Erin Fair packed up her house on Napoleon Street in New Orleans for law school in Eugene three weeks before Hurricane Katrina hit on August 29, 2005.  “Along with the rest of the country, I watched in horror as the city filled with water, leaving neighbors homeless. Then I watched as lack of preparation, lack of resources, and pure neglect left the same neighbors hopeless. ”

She and ten other law students put their new legal skills to work over spring break 2006 as they traveled south to offer everything from gathering information about prisoners, to helping people with FEMA benefits to monitoring polling stations during local elections.

Second-year law student Amber Munger spent time in Haiti several years ago, and the experience goaded her to work with Institute for Justice and Democracy in Haiti during the summer break. The U.S. -based organization researches and files claims in US courts and international tribunals aimed at restoring a constitutional democracy to Haiti and adjudicating human rights claims.  It works closely with Haitian partner Bureau des Advocates Internationaux (BAI) to file claims in Haitian courts on behalf of political prisoners and others whose constitutional and human rights are being violated.

Munger is passionate about the work of the institute and intends to work in Port Au Prince next summer. “I’ve gained a much greater appreciation and interest in economic, social and cultural rights work—such as making sure that juveniles in the Haitian justice system get the right to basic education. It doesn’t get the media attention of blatant human rights violations such as torture, but real change for developing countries starts with these issues.”


Street Law is a student-led program that offers straightforward and practical legal education to community members. In response to the brutal domestic-violence related murder of Eugene resident Kelly Supanchick in December, 2005, law students put together new Street Law groups on battering and abuse. One uses mock trials to teach high school students about domestic violence and family law. Another other teaches UO undergraduates about the signs of violence in intimate relationships and how to get help.

In response to a call for help, other students started teaching adolescents at the Serbu Youth Center about their legal rights and responsibilities.

The Pro Bono program has sponsored free income tax preparation help for low income filers since 1999 – often finding earned income or child care credits that can mean money back for their clients. This year, more than forty law students again joined business students to host the service on campus. 

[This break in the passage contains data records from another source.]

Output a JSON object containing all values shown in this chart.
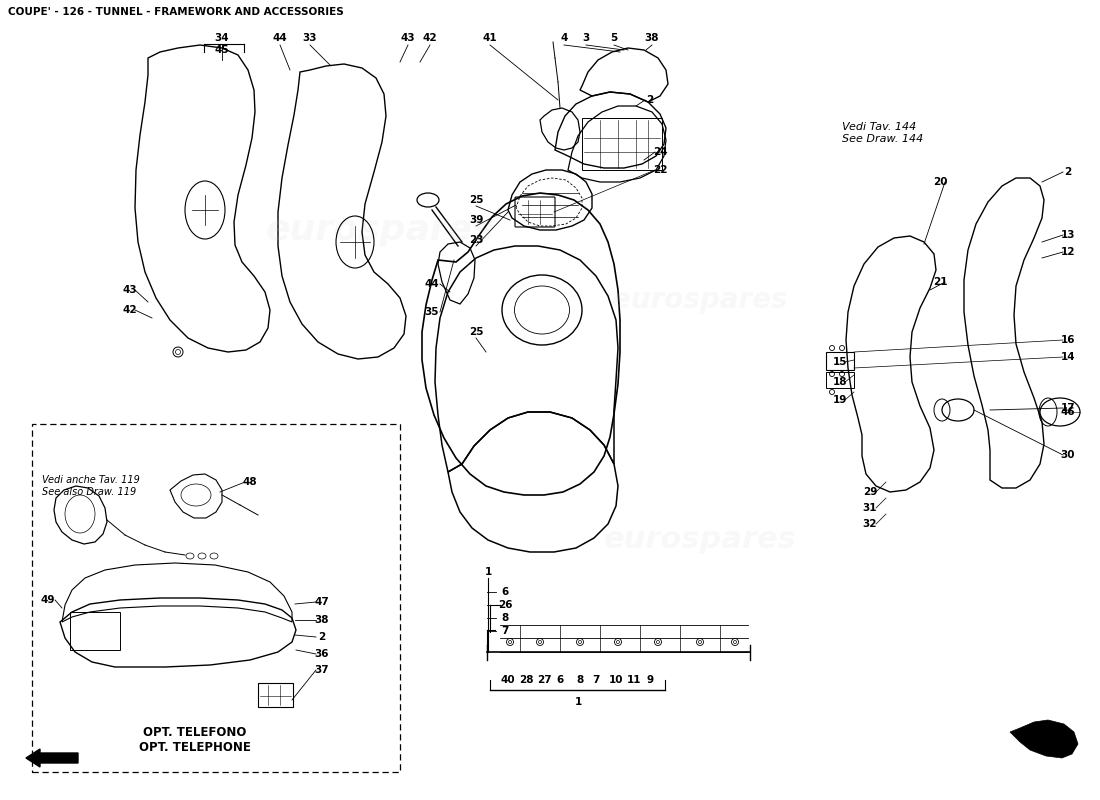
{
  "title": "COUPE' - 126 - TUNNEL - FRAMEWORK AND ACCESSORIES",
  "title_fontsize": 7.5,
  "background_color": "#ffffff",
  "vedi_tav_text": "Vedi Tav. 144\nSee Draw. 144",
  "vedi_anche_text": "Vedi anche Tav. 119\nSee also Draw. 119",
  "opt_text": "OPT. TELEFONO\nOPT. TELEPHONE"
}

UO law students also worked on environmental issues for Riverkeeper, Klamath Siskiyou Wildlands, Center for Tribal Water Advocacy, the Western Environmental Law Center and Goal One Coalition, an Oregon citizen’s group working on sustainable land use issues.  They worked with veterans at the Veteran’s Affairs Office of Regional Counsel, and for children’s rights at the Rocky Mountain Children’s Law Center and Juvenile Rights Project.  They also volunteered many hours at district attorney, public defender and legal aid offices.